Había leído algo sobre ella hacía ya tiempo en el blog de Muñoz Molina. Lo vi apilado en una estantería de la planta baja de La Casa del Libro, en la sección de bolsillo, en la que más me gusta rebuscar, me fijé en su título imponente y atractivo, en el aspecto manejable y viajero de la edición, y no me pude resistir.
No se trata de una novela. Más bien es una historia realista, cocinada con vivencias personales y hechos imaginarios, que tiene como telón de fondo el Madrid de los ochenta, y como núcleo principal la turbulenta vida y la relación tan personal que mantiene con su hijo la protagonista, una joven locutora de radio que se acaba de separar de un hombre del que sigue enamorada y no logra dotar su vida del orden y la estabilidad que necesitan ella misma y su niño.
A veces da la sensación de que el libro es la vía que ha utilizado Elvira Lindo para disculparse, a su manera, con su hijo por haber creído ser en el pasado la madre tan peculiar y algo irresponsable con que se muestra a sí misma en algunas entrevistas cuando habla de su pasado.

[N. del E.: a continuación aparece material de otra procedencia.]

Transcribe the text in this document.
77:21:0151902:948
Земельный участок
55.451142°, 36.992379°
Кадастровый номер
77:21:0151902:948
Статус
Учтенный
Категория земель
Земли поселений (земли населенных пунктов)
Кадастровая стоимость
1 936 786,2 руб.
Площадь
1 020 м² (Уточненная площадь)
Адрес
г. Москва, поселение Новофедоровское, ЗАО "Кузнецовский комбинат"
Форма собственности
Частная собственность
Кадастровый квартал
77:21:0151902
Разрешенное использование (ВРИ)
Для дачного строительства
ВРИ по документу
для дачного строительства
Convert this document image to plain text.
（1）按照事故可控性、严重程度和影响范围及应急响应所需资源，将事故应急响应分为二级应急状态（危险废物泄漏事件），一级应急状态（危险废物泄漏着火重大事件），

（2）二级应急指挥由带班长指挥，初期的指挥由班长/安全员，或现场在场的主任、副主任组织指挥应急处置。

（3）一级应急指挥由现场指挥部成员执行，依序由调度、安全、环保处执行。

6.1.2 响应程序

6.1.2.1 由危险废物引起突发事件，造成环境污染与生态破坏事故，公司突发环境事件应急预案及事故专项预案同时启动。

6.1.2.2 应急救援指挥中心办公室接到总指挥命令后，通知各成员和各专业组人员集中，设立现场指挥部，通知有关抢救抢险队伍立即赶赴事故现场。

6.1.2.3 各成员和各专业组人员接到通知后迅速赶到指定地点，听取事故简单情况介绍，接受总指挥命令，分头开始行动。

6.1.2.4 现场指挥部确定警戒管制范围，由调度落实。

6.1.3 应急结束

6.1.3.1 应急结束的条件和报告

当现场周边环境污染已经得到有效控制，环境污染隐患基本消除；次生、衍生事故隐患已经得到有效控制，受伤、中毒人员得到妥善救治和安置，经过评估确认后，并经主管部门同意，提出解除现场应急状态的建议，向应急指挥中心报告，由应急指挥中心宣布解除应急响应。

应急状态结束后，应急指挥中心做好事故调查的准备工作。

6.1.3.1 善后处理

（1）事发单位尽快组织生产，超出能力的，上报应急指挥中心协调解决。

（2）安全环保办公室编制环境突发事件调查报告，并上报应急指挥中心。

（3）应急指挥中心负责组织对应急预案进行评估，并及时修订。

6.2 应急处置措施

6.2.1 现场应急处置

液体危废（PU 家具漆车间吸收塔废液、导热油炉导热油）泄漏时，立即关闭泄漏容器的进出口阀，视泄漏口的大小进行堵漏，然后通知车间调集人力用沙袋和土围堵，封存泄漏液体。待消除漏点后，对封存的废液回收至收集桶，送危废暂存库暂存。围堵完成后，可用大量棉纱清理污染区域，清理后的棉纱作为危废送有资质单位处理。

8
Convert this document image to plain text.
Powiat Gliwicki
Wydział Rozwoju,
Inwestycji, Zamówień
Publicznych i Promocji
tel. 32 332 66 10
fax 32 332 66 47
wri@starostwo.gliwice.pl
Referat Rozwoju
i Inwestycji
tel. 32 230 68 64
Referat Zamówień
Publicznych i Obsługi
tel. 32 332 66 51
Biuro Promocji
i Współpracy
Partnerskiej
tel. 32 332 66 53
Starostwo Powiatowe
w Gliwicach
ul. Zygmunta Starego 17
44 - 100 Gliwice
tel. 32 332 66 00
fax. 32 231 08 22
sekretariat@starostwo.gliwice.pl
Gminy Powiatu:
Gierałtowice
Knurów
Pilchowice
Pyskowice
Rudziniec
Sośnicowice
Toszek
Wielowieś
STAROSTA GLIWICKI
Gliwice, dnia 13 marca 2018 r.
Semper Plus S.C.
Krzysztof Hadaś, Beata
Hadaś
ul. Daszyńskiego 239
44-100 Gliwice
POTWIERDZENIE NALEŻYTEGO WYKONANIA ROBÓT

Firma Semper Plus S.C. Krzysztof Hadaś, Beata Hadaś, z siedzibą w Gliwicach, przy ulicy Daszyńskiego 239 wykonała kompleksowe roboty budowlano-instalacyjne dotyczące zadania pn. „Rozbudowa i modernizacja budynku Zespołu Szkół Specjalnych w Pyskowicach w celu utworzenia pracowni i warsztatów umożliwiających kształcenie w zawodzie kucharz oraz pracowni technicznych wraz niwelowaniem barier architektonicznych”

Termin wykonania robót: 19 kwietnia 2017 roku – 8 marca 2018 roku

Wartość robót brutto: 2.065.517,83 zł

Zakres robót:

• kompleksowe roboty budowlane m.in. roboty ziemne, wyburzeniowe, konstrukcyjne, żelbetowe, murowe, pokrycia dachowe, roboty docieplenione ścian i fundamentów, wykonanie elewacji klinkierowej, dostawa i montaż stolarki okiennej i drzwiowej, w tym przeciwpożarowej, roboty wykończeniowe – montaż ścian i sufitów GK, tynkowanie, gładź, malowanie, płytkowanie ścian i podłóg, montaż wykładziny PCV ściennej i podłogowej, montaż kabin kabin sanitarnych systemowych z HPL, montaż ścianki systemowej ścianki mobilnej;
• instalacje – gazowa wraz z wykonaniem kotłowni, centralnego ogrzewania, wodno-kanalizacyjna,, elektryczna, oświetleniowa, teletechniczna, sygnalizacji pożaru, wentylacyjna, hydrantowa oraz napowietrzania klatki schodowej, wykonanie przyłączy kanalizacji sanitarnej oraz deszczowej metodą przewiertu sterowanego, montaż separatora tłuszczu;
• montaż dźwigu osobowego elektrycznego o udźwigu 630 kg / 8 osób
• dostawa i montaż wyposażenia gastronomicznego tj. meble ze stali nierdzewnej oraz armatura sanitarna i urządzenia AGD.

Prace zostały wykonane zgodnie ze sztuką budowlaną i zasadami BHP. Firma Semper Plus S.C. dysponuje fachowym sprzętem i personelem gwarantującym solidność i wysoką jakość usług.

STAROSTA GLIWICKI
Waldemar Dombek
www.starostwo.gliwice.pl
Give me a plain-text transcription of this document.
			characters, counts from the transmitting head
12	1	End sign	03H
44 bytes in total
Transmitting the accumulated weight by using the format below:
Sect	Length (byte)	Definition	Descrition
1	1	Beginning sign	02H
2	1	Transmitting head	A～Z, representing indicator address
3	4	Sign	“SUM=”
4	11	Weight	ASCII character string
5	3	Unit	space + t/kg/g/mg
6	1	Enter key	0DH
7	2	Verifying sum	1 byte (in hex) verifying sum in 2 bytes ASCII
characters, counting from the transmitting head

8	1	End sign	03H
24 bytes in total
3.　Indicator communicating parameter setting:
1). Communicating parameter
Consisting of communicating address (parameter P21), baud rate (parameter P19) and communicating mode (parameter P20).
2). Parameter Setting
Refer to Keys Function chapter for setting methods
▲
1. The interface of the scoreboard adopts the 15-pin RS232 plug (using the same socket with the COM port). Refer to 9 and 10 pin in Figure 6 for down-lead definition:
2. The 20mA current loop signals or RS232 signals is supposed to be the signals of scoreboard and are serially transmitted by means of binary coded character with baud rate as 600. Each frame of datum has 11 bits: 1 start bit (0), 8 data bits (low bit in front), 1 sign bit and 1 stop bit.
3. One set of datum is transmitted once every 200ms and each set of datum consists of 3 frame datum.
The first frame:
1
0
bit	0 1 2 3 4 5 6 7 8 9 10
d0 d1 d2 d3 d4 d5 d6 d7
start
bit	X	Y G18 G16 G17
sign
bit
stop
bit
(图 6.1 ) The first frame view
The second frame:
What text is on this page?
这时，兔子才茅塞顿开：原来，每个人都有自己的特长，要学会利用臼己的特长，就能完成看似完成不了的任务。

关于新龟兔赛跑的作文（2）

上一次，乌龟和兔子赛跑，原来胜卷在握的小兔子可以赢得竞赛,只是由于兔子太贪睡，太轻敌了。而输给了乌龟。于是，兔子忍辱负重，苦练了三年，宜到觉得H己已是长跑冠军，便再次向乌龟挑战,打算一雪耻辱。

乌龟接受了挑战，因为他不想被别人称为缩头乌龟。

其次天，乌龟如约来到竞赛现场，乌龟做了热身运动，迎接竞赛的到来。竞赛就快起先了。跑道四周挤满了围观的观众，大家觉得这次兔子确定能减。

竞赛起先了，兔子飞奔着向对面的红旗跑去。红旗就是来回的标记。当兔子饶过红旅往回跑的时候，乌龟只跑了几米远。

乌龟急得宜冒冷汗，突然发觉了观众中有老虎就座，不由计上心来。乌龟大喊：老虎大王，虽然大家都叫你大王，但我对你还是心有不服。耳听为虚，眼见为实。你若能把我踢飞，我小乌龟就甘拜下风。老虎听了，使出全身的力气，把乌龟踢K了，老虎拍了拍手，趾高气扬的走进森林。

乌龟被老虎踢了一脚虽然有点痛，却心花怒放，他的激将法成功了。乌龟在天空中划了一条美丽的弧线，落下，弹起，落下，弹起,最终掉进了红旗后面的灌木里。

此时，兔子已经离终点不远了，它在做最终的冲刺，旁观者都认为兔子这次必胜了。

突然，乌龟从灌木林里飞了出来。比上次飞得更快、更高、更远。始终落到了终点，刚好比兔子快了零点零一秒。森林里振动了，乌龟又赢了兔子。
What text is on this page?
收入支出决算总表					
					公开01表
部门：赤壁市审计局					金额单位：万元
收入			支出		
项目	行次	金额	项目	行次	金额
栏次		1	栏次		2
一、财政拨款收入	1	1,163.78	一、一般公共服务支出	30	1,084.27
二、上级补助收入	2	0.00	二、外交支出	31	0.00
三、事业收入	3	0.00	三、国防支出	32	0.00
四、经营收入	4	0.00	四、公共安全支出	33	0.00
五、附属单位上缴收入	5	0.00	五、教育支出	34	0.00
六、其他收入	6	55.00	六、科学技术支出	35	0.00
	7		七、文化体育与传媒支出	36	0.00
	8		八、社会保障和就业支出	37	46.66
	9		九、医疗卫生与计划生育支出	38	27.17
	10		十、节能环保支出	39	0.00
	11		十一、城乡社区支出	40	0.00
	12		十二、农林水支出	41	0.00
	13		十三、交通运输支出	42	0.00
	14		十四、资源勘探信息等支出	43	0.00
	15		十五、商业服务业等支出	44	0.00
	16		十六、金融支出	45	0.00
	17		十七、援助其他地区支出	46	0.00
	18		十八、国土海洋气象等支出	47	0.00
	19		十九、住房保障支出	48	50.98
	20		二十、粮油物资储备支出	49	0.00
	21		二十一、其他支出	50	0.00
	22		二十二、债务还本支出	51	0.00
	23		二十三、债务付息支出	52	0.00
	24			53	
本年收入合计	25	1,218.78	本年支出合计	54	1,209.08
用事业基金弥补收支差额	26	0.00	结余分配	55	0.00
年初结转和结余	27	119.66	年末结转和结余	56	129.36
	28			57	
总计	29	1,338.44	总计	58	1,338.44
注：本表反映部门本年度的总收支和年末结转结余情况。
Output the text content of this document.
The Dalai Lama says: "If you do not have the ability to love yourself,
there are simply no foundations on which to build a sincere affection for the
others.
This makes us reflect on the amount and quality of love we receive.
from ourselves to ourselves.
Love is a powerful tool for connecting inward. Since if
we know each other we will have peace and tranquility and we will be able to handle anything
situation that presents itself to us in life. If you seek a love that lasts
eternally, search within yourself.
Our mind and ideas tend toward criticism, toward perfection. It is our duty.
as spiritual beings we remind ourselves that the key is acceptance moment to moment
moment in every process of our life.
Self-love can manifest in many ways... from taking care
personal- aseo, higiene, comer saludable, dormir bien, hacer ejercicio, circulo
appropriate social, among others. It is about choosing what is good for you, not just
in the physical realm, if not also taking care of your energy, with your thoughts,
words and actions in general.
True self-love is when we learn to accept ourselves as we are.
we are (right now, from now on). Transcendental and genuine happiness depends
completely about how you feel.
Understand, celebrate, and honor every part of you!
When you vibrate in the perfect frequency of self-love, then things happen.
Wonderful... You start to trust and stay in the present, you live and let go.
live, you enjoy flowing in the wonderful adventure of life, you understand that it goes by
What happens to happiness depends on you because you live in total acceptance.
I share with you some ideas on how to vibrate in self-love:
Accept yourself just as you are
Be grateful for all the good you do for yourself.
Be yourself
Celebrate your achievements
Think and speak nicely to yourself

Me gusta esa valentía, esa desnudez, esa intimidad casi amistosa con el lector, como de bitácora o de diario personal, que refleja su espíritu de escritora. Me gusta haber disfrutado de niño con las historias de Manolito Gafotas que me acompañaban en verano, sobre todo. Y me gusta saborear ahora esa escritura sincera, pausada y algo nostálgica que profesa en esta nueva fase de su carrera literaria. Como esas profesoras que te daban clase en párbulos con las que te reencuentras años después en asignaturas de la Secundaria, descubriendo en ellas apariencias, actitudes y conocimientos que se alejan considerablemente de la imagen que se había formado de ellas en el pasado tu mente infantil.
P.D: Qué curioso, incluso algo cómico, me resulta que el niño del que habla el libro, y que aparece autorrepresentado en la ilustración, sea ese joven de gafas de pasta, amplias patillas y look alternativo que me recibió en el chalet de la familia cuando fui a entrevistar a Muñoz Molina el pasado diciembre...

Una buena lectura para el recién estrenado "eté", Elvira, desde su descarada sencillez, llega y emociona. Una gran pareja, Antonio y Ella, en la vida y en la literatura. Y tu, Nacho, camino de ello llevas. Saludos.
ResponderEliminarP.D.: Congratulations por tu "vuelta", se te echaba de menos.